There are limitations to what apps can do, however. In the case of stroke, patients may often have important barriers that do not allow them to use apps at all, she said.
“Regardless of how they are being taken care of, a lot of our stroke patients will have problems with technology. A stroke can make texting difficult. Patients may have language difficulties, weakness, or cognitive impairment. They are relying on caregivers. All of this makes it difficult for a tech solution to be the automatic solution, unless things are done in a thoughtful way to make sure that it is appropriate for stroke patients.

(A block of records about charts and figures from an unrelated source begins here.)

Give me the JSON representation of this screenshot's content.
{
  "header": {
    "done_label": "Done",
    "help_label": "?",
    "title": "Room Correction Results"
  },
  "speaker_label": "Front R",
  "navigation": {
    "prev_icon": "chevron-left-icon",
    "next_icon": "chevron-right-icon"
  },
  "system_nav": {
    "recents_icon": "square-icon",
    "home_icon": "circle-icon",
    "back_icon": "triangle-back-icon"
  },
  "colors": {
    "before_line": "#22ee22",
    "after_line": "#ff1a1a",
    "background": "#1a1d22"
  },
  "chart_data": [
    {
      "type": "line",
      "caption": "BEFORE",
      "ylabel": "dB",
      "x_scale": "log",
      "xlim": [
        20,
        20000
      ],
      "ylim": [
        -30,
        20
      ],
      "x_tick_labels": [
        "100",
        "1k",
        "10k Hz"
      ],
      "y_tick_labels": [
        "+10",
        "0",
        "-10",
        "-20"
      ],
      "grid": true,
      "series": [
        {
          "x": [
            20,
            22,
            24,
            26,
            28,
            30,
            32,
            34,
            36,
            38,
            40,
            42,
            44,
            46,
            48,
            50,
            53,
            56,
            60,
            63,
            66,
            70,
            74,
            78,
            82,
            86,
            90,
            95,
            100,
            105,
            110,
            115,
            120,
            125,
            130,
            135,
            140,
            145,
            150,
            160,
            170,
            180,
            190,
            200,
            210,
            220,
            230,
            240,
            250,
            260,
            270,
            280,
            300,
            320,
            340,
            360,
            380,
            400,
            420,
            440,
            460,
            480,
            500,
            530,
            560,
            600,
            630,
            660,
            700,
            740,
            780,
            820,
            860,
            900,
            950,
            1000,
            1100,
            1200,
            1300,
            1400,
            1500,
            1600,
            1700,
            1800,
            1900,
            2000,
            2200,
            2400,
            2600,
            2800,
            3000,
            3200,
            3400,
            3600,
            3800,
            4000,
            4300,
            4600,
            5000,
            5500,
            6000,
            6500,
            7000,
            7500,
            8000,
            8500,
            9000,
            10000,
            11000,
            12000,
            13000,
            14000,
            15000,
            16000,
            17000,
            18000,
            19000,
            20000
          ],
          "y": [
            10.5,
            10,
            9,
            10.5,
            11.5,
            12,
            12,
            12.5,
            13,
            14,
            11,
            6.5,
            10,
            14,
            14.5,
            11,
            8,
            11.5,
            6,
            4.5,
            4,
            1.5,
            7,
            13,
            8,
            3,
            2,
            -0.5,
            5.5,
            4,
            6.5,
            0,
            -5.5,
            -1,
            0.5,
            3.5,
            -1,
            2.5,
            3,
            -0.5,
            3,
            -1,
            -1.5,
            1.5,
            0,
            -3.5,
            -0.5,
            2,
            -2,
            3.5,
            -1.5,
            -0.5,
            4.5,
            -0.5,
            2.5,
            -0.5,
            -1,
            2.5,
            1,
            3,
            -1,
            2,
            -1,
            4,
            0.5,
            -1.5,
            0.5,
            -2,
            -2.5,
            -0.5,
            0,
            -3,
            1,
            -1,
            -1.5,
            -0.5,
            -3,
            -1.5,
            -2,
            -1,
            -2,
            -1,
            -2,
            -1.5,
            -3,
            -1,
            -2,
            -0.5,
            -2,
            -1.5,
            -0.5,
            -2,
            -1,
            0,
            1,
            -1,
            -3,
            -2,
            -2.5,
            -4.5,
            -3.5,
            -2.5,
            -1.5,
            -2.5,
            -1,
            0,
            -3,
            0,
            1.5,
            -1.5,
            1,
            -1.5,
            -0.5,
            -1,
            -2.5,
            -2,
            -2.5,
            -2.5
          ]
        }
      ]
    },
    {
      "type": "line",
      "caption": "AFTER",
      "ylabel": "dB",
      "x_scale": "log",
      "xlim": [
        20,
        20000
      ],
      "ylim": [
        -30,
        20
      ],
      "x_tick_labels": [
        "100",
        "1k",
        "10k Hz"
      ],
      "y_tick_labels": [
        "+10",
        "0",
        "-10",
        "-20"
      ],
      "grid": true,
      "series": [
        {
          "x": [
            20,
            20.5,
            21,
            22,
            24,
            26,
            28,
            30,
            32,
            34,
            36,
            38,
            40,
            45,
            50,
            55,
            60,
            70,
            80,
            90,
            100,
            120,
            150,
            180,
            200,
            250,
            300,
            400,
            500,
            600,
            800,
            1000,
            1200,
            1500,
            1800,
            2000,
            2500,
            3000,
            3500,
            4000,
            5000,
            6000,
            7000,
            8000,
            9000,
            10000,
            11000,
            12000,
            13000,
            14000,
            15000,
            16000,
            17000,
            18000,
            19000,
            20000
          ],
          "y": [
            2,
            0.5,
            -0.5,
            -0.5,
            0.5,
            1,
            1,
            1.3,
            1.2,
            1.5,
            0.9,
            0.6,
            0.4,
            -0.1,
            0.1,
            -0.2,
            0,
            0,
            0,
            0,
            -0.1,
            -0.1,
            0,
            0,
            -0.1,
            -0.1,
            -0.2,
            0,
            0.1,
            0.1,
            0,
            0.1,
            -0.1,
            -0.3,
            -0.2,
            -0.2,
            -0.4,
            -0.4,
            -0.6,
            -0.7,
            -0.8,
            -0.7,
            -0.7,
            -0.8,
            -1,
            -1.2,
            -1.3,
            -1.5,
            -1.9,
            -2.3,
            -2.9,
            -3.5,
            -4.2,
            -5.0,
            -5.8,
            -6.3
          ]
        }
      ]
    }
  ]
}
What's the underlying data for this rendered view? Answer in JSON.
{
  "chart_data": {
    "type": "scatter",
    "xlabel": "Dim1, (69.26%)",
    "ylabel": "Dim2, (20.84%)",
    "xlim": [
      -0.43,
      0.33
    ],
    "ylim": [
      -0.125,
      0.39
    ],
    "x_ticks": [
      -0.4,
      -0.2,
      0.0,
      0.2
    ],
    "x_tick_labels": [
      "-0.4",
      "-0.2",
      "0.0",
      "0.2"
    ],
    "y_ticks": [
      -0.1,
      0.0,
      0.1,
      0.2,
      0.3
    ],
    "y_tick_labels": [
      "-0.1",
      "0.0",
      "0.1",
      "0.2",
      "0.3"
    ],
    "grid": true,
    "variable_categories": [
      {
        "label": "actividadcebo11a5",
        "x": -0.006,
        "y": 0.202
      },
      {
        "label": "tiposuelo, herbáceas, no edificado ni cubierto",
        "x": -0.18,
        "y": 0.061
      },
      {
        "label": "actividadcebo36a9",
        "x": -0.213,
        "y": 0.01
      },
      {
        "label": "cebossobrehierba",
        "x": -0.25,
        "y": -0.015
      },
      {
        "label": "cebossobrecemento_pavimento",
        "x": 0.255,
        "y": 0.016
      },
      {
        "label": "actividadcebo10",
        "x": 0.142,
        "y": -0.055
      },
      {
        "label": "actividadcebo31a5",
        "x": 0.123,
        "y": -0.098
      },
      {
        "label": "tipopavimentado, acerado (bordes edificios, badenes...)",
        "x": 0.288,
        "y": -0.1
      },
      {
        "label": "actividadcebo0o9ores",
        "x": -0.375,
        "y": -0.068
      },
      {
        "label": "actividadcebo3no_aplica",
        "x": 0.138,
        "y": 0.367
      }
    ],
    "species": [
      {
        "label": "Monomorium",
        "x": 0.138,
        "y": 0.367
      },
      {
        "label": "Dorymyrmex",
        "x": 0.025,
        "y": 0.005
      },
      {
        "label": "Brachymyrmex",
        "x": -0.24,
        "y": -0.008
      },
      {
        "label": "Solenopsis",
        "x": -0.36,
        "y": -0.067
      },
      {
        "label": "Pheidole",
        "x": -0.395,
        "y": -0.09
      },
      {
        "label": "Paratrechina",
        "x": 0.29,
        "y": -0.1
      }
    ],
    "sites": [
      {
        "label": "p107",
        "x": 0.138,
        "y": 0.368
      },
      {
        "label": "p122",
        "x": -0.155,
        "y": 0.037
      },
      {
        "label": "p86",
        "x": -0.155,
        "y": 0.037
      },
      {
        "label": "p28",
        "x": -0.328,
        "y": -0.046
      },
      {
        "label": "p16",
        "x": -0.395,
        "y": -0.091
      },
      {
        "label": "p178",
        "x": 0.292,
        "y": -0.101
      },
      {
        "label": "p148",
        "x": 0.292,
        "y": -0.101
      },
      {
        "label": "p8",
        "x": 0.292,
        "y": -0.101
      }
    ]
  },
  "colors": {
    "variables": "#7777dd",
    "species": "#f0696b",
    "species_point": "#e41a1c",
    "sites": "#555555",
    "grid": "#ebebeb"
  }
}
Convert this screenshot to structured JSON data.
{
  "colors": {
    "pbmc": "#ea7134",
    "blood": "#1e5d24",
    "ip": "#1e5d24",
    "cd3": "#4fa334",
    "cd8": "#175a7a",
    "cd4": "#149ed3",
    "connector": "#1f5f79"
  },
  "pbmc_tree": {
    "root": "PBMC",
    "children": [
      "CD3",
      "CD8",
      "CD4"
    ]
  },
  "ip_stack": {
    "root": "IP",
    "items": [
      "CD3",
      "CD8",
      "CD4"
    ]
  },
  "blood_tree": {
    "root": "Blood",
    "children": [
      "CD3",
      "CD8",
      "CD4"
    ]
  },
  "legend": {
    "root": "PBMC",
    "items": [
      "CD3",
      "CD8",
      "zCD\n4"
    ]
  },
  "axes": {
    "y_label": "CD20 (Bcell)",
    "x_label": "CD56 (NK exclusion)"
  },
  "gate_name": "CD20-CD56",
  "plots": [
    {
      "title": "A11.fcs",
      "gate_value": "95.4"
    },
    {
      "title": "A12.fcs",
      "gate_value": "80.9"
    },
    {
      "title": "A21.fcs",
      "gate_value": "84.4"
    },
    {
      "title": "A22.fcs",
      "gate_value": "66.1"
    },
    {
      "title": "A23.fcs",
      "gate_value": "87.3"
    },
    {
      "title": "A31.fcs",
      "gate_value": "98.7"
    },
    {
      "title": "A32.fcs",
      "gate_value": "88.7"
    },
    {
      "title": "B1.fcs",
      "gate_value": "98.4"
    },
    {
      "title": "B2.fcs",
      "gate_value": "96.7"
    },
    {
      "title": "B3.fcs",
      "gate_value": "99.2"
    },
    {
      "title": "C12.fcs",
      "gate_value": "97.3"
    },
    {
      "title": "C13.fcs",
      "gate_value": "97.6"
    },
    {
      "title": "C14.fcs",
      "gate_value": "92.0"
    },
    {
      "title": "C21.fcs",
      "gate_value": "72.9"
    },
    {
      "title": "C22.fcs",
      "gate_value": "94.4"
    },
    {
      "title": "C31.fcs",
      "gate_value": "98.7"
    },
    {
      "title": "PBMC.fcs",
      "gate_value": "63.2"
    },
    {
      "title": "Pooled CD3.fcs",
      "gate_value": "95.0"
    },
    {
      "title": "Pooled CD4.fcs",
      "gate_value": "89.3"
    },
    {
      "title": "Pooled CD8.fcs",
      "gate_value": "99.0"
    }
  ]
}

“Also, there are a lot of elderly patients who may not necessarily be the most tech savvy and do not have as much digital literacy as younger patients. Another limitation to consider is that some people may not even have easy access to technology. So we must make sure that this is all done with an equity focus,” said Dr. Guzik.
The study was funded by the Associazione Nazionale fra le Imprese Assicuratrici (ANIA). Dr. Pilato and Dr. Guzik reported no relevant financial relationships.
A version of this article first appeared on Medscape.com.